リセールバリューは期待できる?懸念点とは
「レクサス」と「SUV」という組み合わせは、高いリセールバリューが期待できる、中古車市場における鉄板の組み合わせです。そのため、LBXも高い資産価値を維持すると期待している方も多いでしょう。しかし、LBXに関しては、「極端に悪くはないが、他のレクサスSUVほど過度な期待は禁物」というのが専門家の間での一般的な見方です。
その懸念点とは以下の通りです。
- エントリーモデルであること:リセール市場では、より高価格帯でステータス性の高い「NX」や「RX」の方が、中古車としての需要が強く、値崩れしにくい傾向があります。エントリーモデルは、どうしても上級モデルより残価率が低くなる宿命を背負っています。

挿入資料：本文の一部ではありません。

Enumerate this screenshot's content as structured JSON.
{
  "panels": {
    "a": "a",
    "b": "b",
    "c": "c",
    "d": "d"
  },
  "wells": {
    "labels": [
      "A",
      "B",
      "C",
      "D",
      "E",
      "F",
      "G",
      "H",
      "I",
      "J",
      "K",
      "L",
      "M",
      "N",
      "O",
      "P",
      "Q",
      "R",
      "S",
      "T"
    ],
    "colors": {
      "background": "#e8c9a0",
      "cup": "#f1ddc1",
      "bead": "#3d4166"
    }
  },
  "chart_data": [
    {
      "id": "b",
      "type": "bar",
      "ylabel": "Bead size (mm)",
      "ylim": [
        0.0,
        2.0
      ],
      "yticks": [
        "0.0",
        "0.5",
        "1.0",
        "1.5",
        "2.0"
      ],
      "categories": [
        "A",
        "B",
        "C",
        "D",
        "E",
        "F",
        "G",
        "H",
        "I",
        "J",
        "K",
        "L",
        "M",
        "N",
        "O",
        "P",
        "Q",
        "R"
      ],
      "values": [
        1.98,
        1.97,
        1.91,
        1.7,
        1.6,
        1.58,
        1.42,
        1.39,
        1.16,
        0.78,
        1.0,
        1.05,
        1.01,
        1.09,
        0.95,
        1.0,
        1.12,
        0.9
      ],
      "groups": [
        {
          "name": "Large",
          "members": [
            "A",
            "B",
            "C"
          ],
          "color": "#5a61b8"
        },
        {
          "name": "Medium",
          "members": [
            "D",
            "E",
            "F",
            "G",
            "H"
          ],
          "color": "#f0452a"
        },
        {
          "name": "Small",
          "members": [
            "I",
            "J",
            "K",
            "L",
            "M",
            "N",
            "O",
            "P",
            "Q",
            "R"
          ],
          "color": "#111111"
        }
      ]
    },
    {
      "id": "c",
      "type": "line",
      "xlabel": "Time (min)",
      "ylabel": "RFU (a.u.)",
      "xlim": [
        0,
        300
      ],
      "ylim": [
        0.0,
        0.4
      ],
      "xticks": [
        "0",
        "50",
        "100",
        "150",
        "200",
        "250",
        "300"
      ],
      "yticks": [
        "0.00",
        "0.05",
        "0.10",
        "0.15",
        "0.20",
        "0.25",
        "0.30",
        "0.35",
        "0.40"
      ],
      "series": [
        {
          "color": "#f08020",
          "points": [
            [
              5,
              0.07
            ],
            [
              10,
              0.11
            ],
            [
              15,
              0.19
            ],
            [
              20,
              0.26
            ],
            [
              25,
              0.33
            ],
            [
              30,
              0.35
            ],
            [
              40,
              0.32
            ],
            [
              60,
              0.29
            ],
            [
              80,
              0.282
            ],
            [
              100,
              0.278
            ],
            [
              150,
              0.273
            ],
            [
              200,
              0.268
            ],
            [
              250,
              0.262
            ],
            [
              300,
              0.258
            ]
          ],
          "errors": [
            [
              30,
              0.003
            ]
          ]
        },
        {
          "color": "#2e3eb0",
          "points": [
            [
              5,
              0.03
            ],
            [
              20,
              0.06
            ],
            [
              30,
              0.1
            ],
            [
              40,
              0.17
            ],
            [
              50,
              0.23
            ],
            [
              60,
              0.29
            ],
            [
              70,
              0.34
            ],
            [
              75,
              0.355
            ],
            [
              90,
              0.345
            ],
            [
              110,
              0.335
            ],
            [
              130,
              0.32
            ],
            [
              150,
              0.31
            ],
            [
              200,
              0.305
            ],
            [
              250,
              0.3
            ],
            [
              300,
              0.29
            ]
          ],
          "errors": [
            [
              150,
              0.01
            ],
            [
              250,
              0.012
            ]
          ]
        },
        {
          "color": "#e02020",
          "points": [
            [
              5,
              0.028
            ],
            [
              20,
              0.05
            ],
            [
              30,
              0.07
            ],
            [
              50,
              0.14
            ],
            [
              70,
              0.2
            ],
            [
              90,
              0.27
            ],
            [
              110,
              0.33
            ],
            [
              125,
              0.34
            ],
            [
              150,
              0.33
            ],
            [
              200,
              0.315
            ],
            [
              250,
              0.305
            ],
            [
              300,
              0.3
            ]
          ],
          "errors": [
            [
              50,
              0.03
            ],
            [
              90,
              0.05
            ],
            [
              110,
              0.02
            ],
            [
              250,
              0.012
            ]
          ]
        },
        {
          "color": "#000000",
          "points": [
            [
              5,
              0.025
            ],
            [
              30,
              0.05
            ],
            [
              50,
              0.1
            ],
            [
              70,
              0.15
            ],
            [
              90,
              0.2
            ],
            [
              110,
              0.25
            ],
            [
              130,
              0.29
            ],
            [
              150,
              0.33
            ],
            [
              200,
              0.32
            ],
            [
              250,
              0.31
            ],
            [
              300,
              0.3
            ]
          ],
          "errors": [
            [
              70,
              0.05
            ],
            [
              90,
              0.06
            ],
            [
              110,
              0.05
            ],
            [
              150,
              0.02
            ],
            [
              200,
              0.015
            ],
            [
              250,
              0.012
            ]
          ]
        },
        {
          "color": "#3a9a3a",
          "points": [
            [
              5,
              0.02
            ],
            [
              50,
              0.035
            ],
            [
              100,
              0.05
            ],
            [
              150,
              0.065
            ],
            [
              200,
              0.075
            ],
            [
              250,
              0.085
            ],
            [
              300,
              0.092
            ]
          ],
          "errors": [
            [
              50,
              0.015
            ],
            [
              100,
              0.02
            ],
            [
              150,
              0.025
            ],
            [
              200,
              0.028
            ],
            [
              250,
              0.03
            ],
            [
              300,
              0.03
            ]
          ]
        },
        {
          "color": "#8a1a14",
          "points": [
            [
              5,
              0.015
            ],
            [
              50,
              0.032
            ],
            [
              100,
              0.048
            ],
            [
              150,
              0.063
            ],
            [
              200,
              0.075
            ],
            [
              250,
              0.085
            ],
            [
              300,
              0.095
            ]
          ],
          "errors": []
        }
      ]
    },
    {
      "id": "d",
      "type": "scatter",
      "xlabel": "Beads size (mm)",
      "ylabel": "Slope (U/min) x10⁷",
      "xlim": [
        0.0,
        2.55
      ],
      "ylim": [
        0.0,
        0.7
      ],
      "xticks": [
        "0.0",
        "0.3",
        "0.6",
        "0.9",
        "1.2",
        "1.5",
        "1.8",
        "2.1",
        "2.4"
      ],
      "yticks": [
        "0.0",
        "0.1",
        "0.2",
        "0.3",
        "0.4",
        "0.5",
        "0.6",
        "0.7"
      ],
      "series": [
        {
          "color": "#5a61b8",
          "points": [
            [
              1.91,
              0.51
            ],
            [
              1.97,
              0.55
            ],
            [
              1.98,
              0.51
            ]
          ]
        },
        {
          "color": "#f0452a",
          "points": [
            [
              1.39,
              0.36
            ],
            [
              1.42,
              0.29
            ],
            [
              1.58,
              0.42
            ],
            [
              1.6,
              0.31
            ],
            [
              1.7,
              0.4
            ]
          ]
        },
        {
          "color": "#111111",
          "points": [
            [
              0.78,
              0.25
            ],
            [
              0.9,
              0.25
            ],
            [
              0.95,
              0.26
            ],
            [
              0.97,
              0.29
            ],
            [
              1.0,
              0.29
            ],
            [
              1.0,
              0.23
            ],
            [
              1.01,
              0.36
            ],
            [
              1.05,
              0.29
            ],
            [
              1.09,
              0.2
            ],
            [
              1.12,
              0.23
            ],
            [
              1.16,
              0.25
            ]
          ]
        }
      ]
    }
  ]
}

- 販売台数が多くなる可能性:レクサスの裾野を広げる戦略的モデルとして販売台数が多くなると、数年後の中古車市場に在庫が溢れ、供給過多で相場が下落するリスクがあります。希少性がリセールバリューを支える一つの要因ですが、LBXにそれは期待できません。
- 個性的な仕様の「Bespoke Build」:「Bespoke Build」で非常に個性的な内外装の組み合わせを選んだ場合、それは中古車市場では「万人受けしない仕様」と見なされ、プラス査定どころかマイナス査定の原因になることもあります。
【高く売るためのポイント】
もしリセールバリューを少しでも高く維持したいのであれば、ボディカラーは白(ソニッククォーツ)か黒(グラファイトブラックガラスフレーク)を選び、グレードは「Cool」か「Relax」にするのが最も無難です。また、パノラミックビューモニターやブラインドスポットモニターといった、中古車市場で人気の安全装備は必ず付けておくことをお勧めします。
まとめ:全ての注意点を理解した上で「LBX」は買うべきか?

ここまで、レクサスLBXを購入する上での様々な注意点を、具体的なデメリットに焦点を当てながら解説してきました。後部座席や荷室の広さ、価格設定の絶妙なライン、そして伝統的なレクサス像とは少し異なる乗り味。多くのネガティブな情報に、かえって購入への迷いが深まってしまった方もいるかもしれません。
しかし、この記事の目的は、あなたにLBXの購入を諦めさせることではありません。全ての注意点を「知って、理解した」上で、それでもなお「LBXという車が持つ独自の魅力に、心を動かされるか?」をご自身に問い直していただくためのものです。
レクサスLBXという車は、「実用性」や「コストパフォーマンス」といった分かりやすい物差しと引き換えに、「感性に訴えかける上質さ」と「都市生活におけるジャストサイズの運転のしやすさ」を手に入れた、非常に個性的な一台と言えます。このトレードオフを、あなたが受け入れられるかどうかが全てです。
あなたが「LBX」を買って幸せになれるか、最後のセルフチェック
以下の3つの問いに、心から「YES」と答えられるか、自分自身に問いかけてみてください。
- 乗車は1〜2名が中心で、後部座席はあくまで「補助的」なものと割り切れますか?
- 車の価値を広さや機能の数だけでなく、内外装の質感やブランドがもたらす「所有満足度」で測ることができますか?
- レクサスに求めるのは、伝統的な「快適性」よりも、キビキビと走る「運転の楽しさ」ですか?
もし、この3つの問いに迷いなく「YES」と答えられるなら、あなたはLBXを購入しても後悔する可能性は極めて低いでしょう。むしろ、これまで挙げてきた数々の注意点はあなたにとって些細なことに思えるほど、LBXは日々の生活に彩りを与えてくれる最高のパートナーになるはずです。
逆に、一つでも「NO」が混じるのであれば、注意が必要です。『家族での利用が前提』『とにかくコスパ重視』『ゆったり快適な乗り心地が絶対』という方にとっては、LBXは期待外れに終わる可能性が高いです。その場合は、無理に自分を納得させてLBXを選ぶのではなく、兄貴分の「UX」や「NX」、あるいは同価格帯の他の選択肢に目を向ける方が、間違いなく幸せなカーライフに繋がります。
最終的な答えは、あなたの中にしかない
最終的な決断を下すのは、他の誰でもない、あなた自身です。この記事で得た知識を「判断材料」という武器として、ぜひレクサスディーラーに足を運び、ご自身の目と体で最終確認をしてください。
じっくりと試乗し、少し意地悪な質問をセールスコンサルタントにぶつけてみる。その上で下した決断であれば、それがどちらの道であっても、きっと後悔のない、あなたにとっての「最高の選択」になるはずです。